10話 -痛い!-
「んーーーー。」
目が覚める。
「今……何時……?」
時計を見る。
すでに10時を回っていた。
……え10時!?
急いでVRを取り付けログインする。
光に包まれ、僕は石の部屋に居た。
??????????????
え?どこここ?
見知らぬ場所にびっくりしたが、すぐに思い出す。
「あー、昨日ここでやめたっけ。」
そうだ。
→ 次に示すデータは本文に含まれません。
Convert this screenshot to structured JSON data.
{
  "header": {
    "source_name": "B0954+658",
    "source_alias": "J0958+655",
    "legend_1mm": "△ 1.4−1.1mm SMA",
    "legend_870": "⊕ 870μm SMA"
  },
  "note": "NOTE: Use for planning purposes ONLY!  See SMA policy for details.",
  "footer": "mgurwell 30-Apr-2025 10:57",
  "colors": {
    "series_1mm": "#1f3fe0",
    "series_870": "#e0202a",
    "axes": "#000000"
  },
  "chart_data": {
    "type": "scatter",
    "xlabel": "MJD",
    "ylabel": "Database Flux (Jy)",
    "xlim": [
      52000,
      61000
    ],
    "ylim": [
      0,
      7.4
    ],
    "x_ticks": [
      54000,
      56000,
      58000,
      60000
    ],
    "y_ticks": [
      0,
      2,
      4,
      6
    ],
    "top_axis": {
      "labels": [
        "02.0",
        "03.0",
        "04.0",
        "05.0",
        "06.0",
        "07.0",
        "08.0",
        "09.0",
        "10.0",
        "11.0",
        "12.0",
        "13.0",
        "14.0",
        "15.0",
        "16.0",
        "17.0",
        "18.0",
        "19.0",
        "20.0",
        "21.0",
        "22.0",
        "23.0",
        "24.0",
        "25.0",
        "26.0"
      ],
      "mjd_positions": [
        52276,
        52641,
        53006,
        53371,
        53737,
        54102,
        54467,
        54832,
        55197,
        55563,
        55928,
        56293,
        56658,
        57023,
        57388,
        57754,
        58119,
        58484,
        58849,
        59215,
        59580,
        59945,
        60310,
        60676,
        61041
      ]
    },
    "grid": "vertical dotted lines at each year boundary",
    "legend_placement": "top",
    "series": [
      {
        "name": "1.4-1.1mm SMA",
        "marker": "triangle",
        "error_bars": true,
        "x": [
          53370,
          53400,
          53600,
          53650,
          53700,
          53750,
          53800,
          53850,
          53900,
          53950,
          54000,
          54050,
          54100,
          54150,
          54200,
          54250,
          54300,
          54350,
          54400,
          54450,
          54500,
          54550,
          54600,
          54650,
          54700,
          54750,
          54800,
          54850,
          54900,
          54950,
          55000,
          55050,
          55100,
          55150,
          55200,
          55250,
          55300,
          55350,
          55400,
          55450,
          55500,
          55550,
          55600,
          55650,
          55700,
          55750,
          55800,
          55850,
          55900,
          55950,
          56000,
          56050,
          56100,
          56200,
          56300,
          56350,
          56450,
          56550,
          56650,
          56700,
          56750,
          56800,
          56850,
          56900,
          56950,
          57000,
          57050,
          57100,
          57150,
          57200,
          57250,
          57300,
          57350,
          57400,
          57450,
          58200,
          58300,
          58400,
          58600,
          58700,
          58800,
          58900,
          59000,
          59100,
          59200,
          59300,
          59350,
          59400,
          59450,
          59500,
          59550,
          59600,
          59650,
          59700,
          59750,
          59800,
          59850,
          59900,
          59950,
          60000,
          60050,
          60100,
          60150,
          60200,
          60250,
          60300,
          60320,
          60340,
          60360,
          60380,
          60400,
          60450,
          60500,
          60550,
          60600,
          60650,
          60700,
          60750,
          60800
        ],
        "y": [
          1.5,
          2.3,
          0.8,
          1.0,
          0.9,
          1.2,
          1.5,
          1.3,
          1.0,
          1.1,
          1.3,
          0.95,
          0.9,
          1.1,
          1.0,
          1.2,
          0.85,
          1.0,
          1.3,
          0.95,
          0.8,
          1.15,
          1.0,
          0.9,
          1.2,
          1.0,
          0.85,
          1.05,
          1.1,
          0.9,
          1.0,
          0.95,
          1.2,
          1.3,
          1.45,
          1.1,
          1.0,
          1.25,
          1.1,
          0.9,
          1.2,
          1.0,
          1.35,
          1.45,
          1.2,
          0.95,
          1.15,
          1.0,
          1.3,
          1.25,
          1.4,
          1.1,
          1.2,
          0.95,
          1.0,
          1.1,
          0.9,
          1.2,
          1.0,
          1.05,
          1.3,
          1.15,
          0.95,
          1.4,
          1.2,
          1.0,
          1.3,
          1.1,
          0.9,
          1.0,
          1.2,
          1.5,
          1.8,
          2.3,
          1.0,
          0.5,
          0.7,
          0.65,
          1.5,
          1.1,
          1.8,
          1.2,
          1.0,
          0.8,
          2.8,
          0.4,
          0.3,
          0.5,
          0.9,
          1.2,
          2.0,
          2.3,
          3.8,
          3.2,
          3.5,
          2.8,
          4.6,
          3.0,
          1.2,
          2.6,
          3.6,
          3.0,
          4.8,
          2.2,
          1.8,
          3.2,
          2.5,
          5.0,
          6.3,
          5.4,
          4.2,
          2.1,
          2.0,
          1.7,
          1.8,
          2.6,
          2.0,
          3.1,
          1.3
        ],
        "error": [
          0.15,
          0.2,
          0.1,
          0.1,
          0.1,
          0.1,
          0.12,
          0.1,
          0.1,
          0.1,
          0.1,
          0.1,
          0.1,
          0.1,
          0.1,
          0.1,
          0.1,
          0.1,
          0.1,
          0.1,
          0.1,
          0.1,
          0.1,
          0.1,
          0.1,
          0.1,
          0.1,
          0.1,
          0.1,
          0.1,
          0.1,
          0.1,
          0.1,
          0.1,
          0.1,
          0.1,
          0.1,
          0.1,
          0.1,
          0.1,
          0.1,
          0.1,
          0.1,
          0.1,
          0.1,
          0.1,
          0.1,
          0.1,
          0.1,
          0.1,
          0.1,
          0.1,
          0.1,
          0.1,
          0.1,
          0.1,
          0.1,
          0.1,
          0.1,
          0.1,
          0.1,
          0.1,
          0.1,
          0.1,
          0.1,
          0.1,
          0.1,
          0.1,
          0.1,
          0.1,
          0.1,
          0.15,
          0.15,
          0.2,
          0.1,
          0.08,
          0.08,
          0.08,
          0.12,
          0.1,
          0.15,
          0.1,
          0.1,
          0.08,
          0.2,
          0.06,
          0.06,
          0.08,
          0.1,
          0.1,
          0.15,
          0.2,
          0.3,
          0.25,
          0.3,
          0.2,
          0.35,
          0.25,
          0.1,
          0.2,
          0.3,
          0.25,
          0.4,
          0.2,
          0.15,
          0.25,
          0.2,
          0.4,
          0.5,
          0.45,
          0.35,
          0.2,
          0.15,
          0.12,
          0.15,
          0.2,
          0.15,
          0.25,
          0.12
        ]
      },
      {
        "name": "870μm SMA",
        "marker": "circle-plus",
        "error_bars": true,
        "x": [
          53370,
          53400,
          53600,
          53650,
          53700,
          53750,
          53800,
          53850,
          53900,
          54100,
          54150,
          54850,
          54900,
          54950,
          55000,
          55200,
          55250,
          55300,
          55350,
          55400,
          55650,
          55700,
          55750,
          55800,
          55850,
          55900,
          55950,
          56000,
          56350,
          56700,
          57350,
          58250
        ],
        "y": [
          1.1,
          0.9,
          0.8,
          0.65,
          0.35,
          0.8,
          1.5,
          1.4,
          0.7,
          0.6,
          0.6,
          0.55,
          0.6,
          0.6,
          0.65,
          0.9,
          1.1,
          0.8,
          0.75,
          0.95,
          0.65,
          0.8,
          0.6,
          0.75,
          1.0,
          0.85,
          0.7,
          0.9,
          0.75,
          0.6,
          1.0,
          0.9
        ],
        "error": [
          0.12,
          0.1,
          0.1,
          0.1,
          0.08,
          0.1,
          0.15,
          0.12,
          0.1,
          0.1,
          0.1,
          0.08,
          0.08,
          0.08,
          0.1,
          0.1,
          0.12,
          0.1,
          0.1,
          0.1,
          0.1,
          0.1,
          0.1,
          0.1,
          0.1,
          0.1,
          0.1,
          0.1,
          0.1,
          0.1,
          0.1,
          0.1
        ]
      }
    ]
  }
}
昨日ダンジョン内で夜遅くということに気づいて、急いでやめたからダンジョン内だった。
昨日より深くに潜ろう。
そう思い、石の重そうな扉を開ける。
まず目に入ったモンスターは蜘蛛。
リアルなら見たくも無いが、ゲームだからだろうか、もはや可愛い気さえしてくる。
そんな僕をモンスターほ待ってくれるはずもなく、襲いかかってくる。
少し歩いた時、僕がいたところには白いベタベタしたものが。
蜘蛛の糸だと直感的に感じとる。
あれがかかってたら一網打尽にされてただろうな……と想像してしまう。
僕の短剣では近づかないと当てられやしないので、どうにか近づきたい。
地面を蹴る。
なんてかっこいい表現はできない。
なぜなら。
!!僕が遅いから!!
やばい。
今まで比べるものがあんまりなかったから気付かなかったけど、AGIが1だからものすごく遅い!
というかこの蜘蛛が速い気もする。
気づくと蜘蛛が突進してきている。
流石に序盤の敵だから動きは読みやすい。
読みやすいが、
!!!避けられない!!!
攻撃をくらう。
【ダメージ7!】
「痛い!」
いや痛みはないけど、直感的に言ってしまう。
これゲーマーあるあるだからぁ!
と、そんなことを言ってる暇はなかった。
せっかく近づいてくれたんだから倒さないとな。
剣を振り下ろす。
【ダメージ27!】
なんとか倒せた。
というかもう死にそう。
なので、通ってきた道を帰るのだった。